A pioneering scheme that aimed to provide the unemployed with training on energy efficiency has been described as a success by National Energy Action (NEA), which worked on the project alongside energy supplier E.ON.
The Community Energy Fit (CEF) scheme ran for 18 months before coming to an end on Wednesday. The project provided free tuition on energy efficiency and fuel poverty for hundreds of unemployed people in the UK.
One aim of the scheme was to improve the employability of young people in England and Wales, where unemployment has risen in recent years. NEA, a national charity focused on addressing fuel poverty in Britain, expects many people who benefited from the scheme to embark on careers in the renewable energy sector.
In total, the basic course on energy efficiency was completed by over 700 people, of whom around 30 per cent subsequently obtained the Energy Awareness City and Guilds qualification, which was devised by NEA. Approved by the Code of Practice for Energy Efficiency Advice, the NVQ aims to educate students on issues such as the safe and efficient use of central heating systems, methods of paying gas and electricity bills and improving the energy efficiency of domestic properties.

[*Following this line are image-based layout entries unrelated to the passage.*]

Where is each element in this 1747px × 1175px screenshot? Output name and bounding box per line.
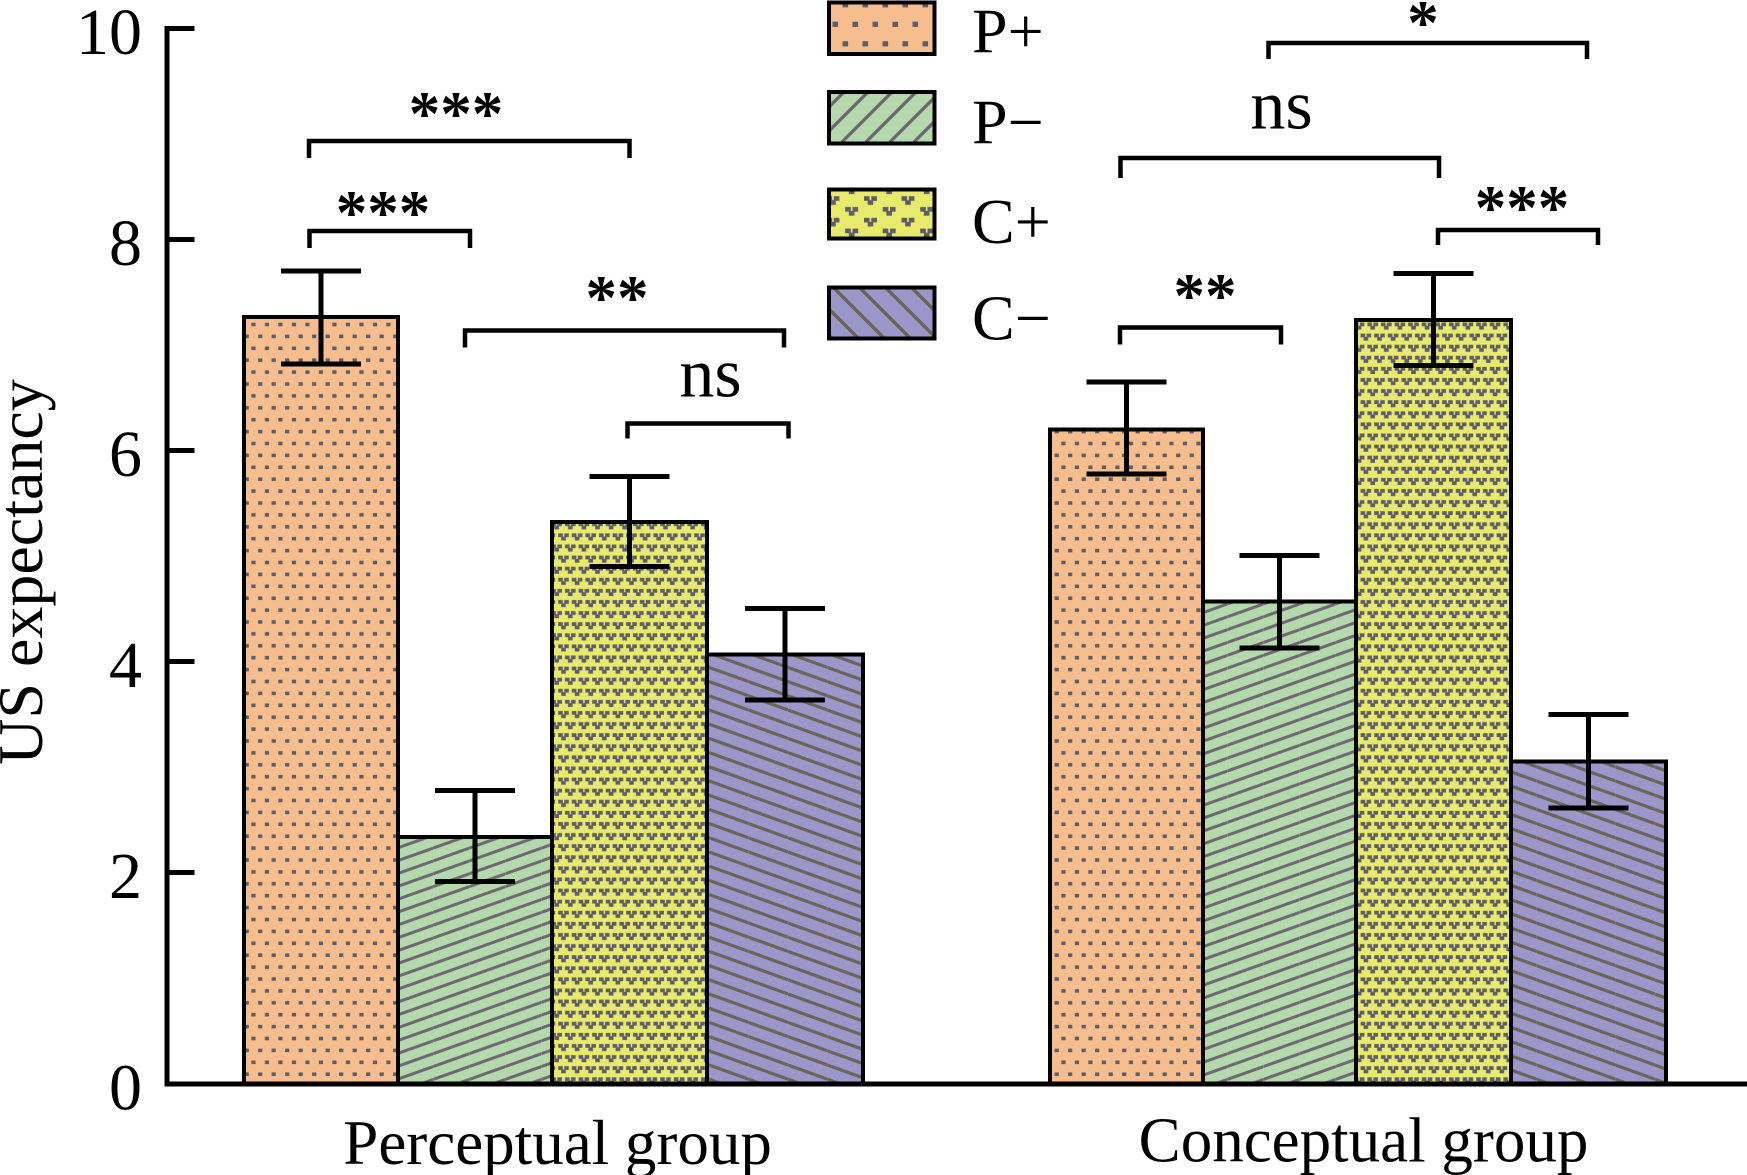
svg-text:US expectancy: US expectancy xyxy=(0,379,56,765)
svg-text:*: * xyxy=(1407,0,1439,58)
svg-text:Perceptual group: Perceptual group xyxy=(343,1108,772,1175)
svg-text:0: 0 xyxy=(109,1052,142,1125)
svg-text:***: *** xyxy=(336,178,431,248)
svg-text:**: ** xyxy=(1174,261,1237,331)
svg-text:**: ** xyxy=(586,263,649,333)
svg-text:2: 2 xyxy=(109,840,142,913)
svg-text:8: 8 xyxy=(109,207,142,280)
svg-text:C+: C+ xyxy=(972,186,1051,257)
svg-text:10: 10 xyxy=(76,0,142,69)
svg-text:P+: P+ xyxy=(972,0,1044,67)
svg-text:ns: ns xyxy=(1250,68,1312,145)
svg-text:6: 6 xyxy=(109,418,142,491)
svg-text:***: *** xyxy=(1475,173,1570,243)
svg-text:Conceptual group: Conceptual group xyxy=(1139,1105,1589,1175)
svg-text:***: *** xyxy=(409,79,504,149)
svg-text:ns: ns xyxy=(679,336,741,413)
svg-text:4: 4 xyxy=(109,629,142,702)
svg-text:P−: P− xyxy=(972,87,1044,158)
svg-text:C−: C− xyxy=(972,283,1051,354)
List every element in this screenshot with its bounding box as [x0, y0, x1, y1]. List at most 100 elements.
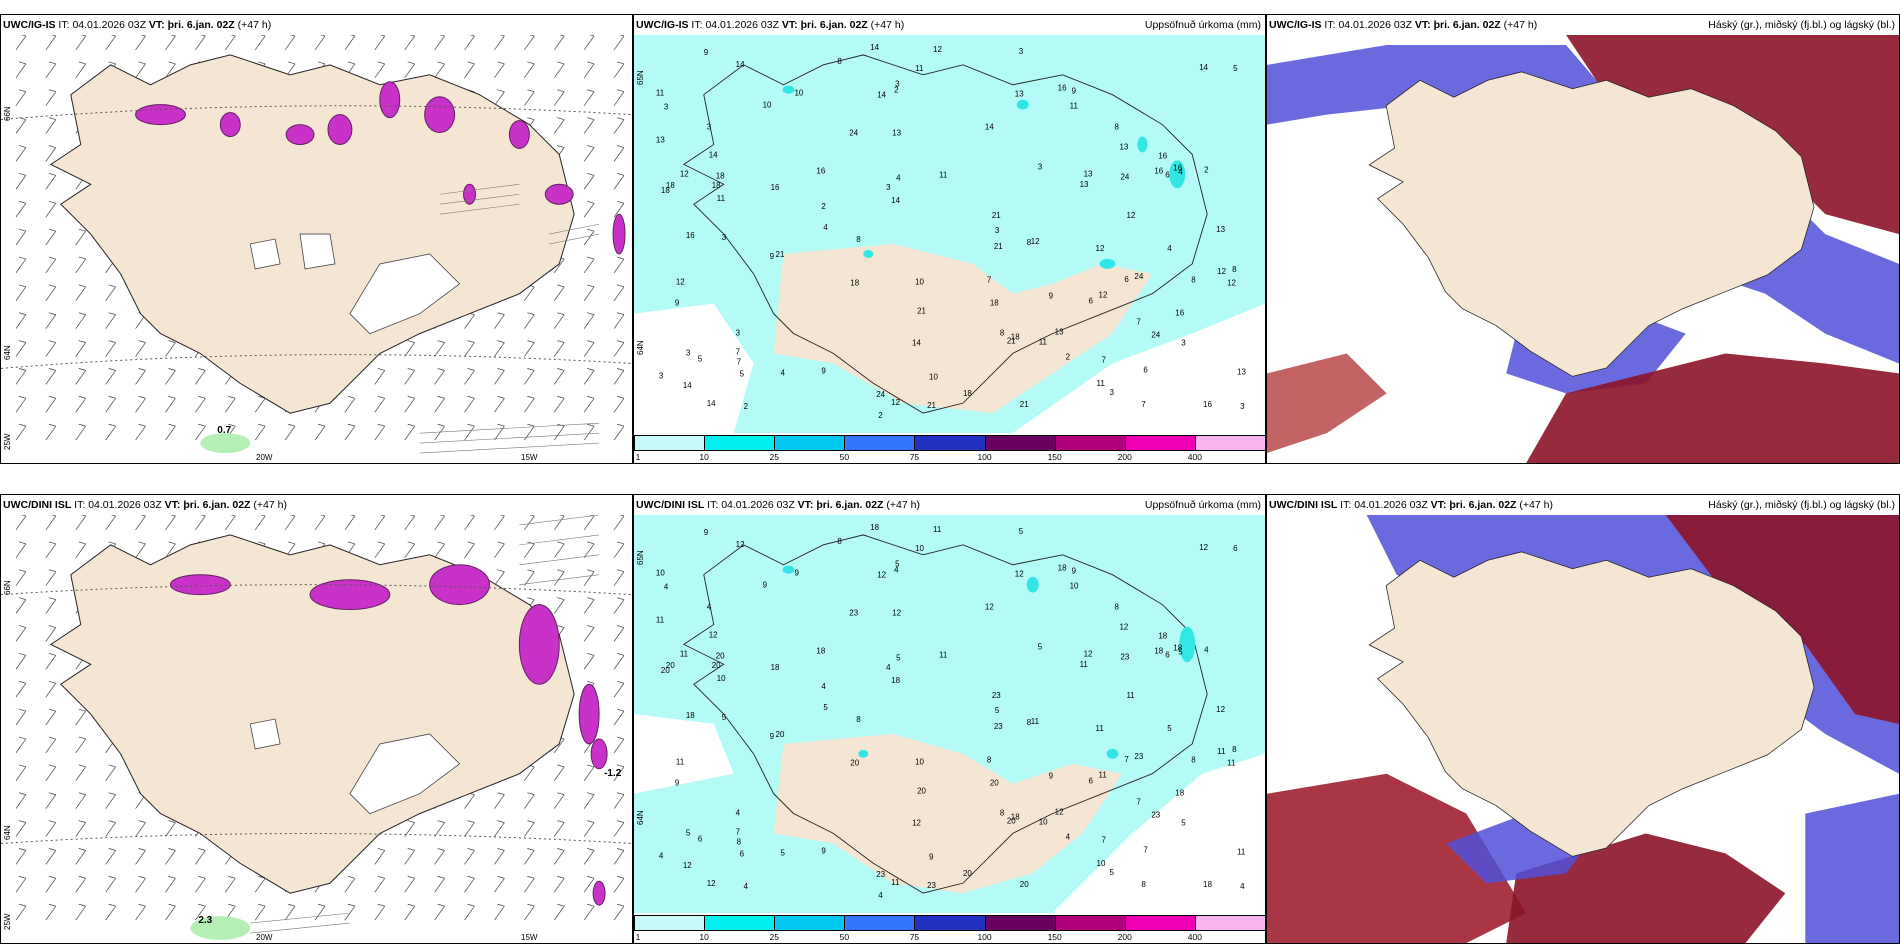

Such was the sense of accomplishment created among participants, many chose to become Community Energy Champions, who volunteer at local events to increase public awareness of fuel poverty and energy efficiency. NEA and E.ON believe the scheme also improved the employment prospects of many people, who gained practical experience and proved their ability to learn a new skill.
E.ON’s Suzanne Doxey said: “This project set out to help unemployed people to improve their employment prospects and also to advise the local community, particularly those who are suffering from fuel poverty”.
Ms Doxey added: “It’s important that we continue to explain to people about energy efficiency. Switching to the best tariff for them and implementing simple energy saving tips at home will ensure that no hard-earned cash is wasted unnecessarily”.
Energy users in the UK can reduce their expenditure on gas and electricity by installing double glazing and cavity wall and loft insulation. Replacing old, inefficient boilers with new condensing models can also result in savings, as can making a concerted effort to conserve energy.